Warren - who ponders running for the U.S. presidency in 2020 - said that the federal government is corrupt and has treated the island with cruelty for years, that is why she is interested in making changes based on respect.
"Puerto Rico's experience in recent years reflects the worst of what Washington has become, a government that works great for the rich and powerful, and not for anyone else," said the senator from Massachusetts, at the Alejandro Tapia y Rivera Theater, in Old San Juan.
Before her presentation, Warren told El Nuevo Día, Warren that this year she will insist sponsoring and approving a bill that would enable Puerto Rico to pay part of its 70 billion debt and cancel the rest, She also advocated for a debt audit.
She explained that, due to the status situation Puerto Rico lacks a law that enables the island to declare bankruptcy, and regretted that Congress "rejected that possibility" by approving PROMESA, which created the Oversight Board.
“If my debt relief plan is approved, the need for the Board disappears.

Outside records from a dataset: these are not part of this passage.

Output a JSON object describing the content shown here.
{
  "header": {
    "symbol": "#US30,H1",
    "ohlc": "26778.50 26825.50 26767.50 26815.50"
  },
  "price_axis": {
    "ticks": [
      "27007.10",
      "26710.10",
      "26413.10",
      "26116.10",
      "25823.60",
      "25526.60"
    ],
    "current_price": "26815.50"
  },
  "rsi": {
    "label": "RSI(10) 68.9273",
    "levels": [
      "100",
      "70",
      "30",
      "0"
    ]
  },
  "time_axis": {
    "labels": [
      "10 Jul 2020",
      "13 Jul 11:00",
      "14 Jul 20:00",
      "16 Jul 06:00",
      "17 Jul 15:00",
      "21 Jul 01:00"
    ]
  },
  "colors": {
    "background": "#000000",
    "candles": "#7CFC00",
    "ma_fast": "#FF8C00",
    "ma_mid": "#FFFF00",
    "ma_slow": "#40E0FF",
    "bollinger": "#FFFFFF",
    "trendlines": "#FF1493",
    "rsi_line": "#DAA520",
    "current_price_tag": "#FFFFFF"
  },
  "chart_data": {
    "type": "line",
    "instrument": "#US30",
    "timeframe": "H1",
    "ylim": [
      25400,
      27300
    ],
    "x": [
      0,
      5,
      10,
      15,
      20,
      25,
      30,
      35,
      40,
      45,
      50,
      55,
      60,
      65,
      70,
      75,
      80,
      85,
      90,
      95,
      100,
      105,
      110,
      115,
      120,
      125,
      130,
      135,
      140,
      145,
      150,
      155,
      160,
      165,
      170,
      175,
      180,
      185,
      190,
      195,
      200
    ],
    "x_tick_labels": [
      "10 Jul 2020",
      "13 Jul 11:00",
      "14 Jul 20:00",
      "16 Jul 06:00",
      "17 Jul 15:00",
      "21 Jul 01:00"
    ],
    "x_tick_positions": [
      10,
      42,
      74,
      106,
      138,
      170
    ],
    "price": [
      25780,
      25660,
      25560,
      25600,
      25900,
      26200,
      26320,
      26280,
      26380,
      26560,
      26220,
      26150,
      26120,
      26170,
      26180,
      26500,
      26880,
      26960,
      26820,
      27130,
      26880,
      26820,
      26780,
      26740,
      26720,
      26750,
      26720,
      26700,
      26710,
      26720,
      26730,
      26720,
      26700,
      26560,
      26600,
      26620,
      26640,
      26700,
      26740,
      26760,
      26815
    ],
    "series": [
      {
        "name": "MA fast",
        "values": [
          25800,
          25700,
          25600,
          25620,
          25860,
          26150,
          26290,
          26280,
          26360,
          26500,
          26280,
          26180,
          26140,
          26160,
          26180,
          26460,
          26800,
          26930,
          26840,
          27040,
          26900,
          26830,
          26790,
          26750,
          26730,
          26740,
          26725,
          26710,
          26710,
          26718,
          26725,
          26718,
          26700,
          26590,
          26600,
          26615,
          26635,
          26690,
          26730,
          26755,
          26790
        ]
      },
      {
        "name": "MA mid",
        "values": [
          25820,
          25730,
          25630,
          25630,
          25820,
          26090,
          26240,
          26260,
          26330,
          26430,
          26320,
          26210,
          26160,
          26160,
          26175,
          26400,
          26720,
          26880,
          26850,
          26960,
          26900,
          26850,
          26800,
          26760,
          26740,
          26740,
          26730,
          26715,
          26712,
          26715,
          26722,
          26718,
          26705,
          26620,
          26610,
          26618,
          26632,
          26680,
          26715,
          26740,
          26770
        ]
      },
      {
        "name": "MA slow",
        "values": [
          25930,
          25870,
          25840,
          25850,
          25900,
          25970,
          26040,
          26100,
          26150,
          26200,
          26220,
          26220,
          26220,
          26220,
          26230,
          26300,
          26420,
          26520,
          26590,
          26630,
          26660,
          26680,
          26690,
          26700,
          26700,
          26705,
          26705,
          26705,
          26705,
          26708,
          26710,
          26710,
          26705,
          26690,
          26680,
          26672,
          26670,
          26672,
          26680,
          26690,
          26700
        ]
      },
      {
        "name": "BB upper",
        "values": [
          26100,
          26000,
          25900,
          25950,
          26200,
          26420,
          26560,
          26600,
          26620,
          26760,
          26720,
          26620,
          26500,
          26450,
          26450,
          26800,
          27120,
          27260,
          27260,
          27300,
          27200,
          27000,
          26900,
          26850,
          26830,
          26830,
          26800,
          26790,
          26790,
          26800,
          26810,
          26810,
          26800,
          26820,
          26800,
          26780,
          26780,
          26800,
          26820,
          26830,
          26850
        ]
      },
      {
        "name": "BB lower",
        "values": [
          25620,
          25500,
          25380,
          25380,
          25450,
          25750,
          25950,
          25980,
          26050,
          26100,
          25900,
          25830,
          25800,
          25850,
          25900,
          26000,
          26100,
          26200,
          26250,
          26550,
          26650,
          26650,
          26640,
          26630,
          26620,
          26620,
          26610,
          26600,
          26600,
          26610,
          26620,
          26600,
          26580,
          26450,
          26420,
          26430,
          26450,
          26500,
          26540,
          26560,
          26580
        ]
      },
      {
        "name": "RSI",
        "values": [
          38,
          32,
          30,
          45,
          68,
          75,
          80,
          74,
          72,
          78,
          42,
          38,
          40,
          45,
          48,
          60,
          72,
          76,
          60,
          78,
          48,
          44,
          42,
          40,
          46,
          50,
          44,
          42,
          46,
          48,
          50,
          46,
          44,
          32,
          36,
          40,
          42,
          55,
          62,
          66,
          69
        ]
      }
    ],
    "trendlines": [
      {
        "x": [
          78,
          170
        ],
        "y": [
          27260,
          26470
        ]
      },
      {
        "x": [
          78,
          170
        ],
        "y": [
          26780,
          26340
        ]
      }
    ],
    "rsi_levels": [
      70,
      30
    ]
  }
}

I do not support the Board and I voted against its creation. If my bill were not approved, I would like to see a Board that reflects the needs of Puerto Rico better, but that will be a challenge if Congress does not give the tools to this island," she told this newspaper.
On the equal treatment for Puerto Rico, she said she will advocate for legislation that guarantees the same benefits that those living in the 50 states have in terms of Medicaid funds and nutrition assistance, for example.
"It's time to show the people of Puerto Rico a little respect," she said.
Regarding her “Marshall Plan” or economic recovery proposal, she said that she has worked with independent Senator Bernie Sanders and that it would include the U.S. Virgin Islands.
She said that they have to grant enough funds for Puerto Rico "to invest in infrastructure, including sustainable infrastructure. Puerto Rico must be an example of clean energy infrastructure. If we make that investment in energy and education, the island will open for investment in business and people will want to return. This island has precious resources," she said.
Warren would support any decision
On the other hand, Warren said that respect for Puerto Rico should begin by addressing the status issue. "For more than 100 years, too many leaders have imposed too many decisions against the will of Puerto Ricans," she said and stated that the island deserves to decide for itself.
"Puerto Rico deserves self-determination on this question, and I will support the decision of the people of Puerto Rico," she said.
Warren does not recognize the result of the 2017 plebiscite, in which statehood was favored, but with a voter turnout of 23 percent. In her opinion, it was a "very controversial" referendum, not only for the way the question was stated on the ballot but also for the low turnout.
Warren, who also visited the University of Puerto Rico at Río Piedras yesterday, concluded her visit introducing her anti-corruption bill.
She described her proposal as the most comprehensive one since the Watergate scandal under the Richard Nixon administration, and explained that it would end lobbying as it is known now and would prohibit lobbyists from giving money to elected officials, among other things. "The goal is to overcome the influence of money on the government," she insisted.
She said she is focused on how the federal government works for the benefit of the rich and powerful instead of working for the people and “on the impact of that in places like Puerto Rico.”